Menurutnya, pernyataan dirreskrimum ini bertentangan dengan hasil pemeriksaan ahli forensik Rumah Sakit Cipto Mangunkusumo (RSCM) Jakarta Pusat.
"Ahli RSCM mengatakaan kematian korban diakibatkan adanya luka lebam," kata Nicholay dikutip dari tayangan Hot Room Metro TV pada Rabu (30/7/2025).
Selain itu, lanjut Nicholay, ada juga luka terbuka dangkal dengan tepi tidak rata pada bibit bawah dalam, luka lecet pada pipi kanan, luka lecet pada leher, memar pada kelopak atas mata sebeleh kiri, dan bibir bawah bagian dalam.
Selain itu ada juga memar lengan atas kanan dan bawah, tenggorokan ditemukan lendir dan busa halus putih kemerahan, sembab paru, pembengkakan paru dan pelebaran pembuluh darah dan bintik-bintik pendarahan.
Hasil lain juga mengungkap darah berwarna gelap dan encer, kekuarangan oksigen akut pada jantung serta gangguan pertukaran oksigen pada saluran nafas atas yang menyebabkan kematian
"Kalau luka sebegitu banyak, dikatakan mati bunuh diri?," katanya.
Apalagi, lanjut Nicholay, sebelum kepalanya tertutup lakban, juga ditutup dengan plastik.
Nicholay membantah luka-luka tersebut disebabkan karena korban mau melompat dari rooftop gedung Kementerian Luar Negeri (Kemlu).
Nicholay justru melihat gerakan Arya Daru yang seolah memeluk tembok itu karena ada yang membuntuti dia.
"Berdasatrkan hasil analisa kami, dia lihat, masih ada gak orang yang membuntuti dia," katanya.
"Kalau dia naik di atas tembok itu, mana mungkin terjadi luka lebam.

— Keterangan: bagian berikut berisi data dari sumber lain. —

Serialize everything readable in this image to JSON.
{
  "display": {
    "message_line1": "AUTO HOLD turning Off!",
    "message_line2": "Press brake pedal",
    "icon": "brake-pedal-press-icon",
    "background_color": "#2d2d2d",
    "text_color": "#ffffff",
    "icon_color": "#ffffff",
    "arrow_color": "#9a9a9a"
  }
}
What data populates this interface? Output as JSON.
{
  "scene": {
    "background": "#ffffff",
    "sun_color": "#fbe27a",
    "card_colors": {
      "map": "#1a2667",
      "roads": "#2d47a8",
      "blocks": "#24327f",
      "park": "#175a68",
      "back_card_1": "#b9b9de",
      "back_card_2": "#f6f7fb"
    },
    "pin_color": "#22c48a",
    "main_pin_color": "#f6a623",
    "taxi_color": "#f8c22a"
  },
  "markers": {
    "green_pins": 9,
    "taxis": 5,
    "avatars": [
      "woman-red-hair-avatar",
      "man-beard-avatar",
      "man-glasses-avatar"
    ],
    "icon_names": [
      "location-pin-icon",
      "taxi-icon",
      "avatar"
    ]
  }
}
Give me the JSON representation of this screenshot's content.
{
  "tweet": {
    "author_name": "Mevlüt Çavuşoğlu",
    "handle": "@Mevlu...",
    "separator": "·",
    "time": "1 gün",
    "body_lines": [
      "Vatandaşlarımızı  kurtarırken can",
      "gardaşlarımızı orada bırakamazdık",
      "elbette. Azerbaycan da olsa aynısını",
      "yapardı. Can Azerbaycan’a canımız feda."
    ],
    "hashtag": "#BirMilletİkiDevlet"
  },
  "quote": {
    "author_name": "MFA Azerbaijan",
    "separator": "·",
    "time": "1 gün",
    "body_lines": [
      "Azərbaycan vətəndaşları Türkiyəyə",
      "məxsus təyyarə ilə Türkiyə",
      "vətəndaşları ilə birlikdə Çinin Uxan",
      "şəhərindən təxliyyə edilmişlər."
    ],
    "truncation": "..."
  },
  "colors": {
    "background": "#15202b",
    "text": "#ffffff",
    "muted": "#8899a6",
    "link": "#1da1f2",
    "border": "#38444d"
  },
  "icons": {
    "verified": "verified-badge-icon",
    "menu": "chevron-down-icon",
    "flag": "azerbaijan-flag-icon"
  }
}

Sekeras-lerasnya orang memeluk tembok begini, tidak mungkin terjadi luka lebam," katanya.
"Tidak ada luka lebam dari sandar tembok," tegasnya.
Selain itu, lanjut Nicholay, kalau niat korban naik ke rooftop sudah mau bunuh diri, dia pasti sudah melompat ke bawah.
"Ngapain nunggu, ngapain harus meninggalkan tas yang berisi pakaian," katanya.
Apalagi lanjut Nicholay, dari informasi yang dia terima di dalam laptop itu berisi sindikat TPPO by name dan by adrees.
"Ada informasi A1 bang," sebutnya.
Nicholay juga curiga dengan pengakuan polisi bahwa ponsel korban hilang.
"Waktu dia ke GI (Grand Indonesia) ada Farah ada Dion, balik ke kos pegang HP. Lalu, yang hilang HP yang mana,"katanya.
NIcholay juga menganggap aneh rekaman CCTV di rooftop dan pengakuan penjaga kos.
Dari rekaman CCTV di rooftop terlihat dia berada di tempat itu hingga pukul 23.09.
Namun, menurut pengakuan penjaga kos Arya Daru masuk ke kos pukul 22.15 dan sempat menyapa dia.
"Darimana dalam satu persitiwa ada 2 orang," tukasnya.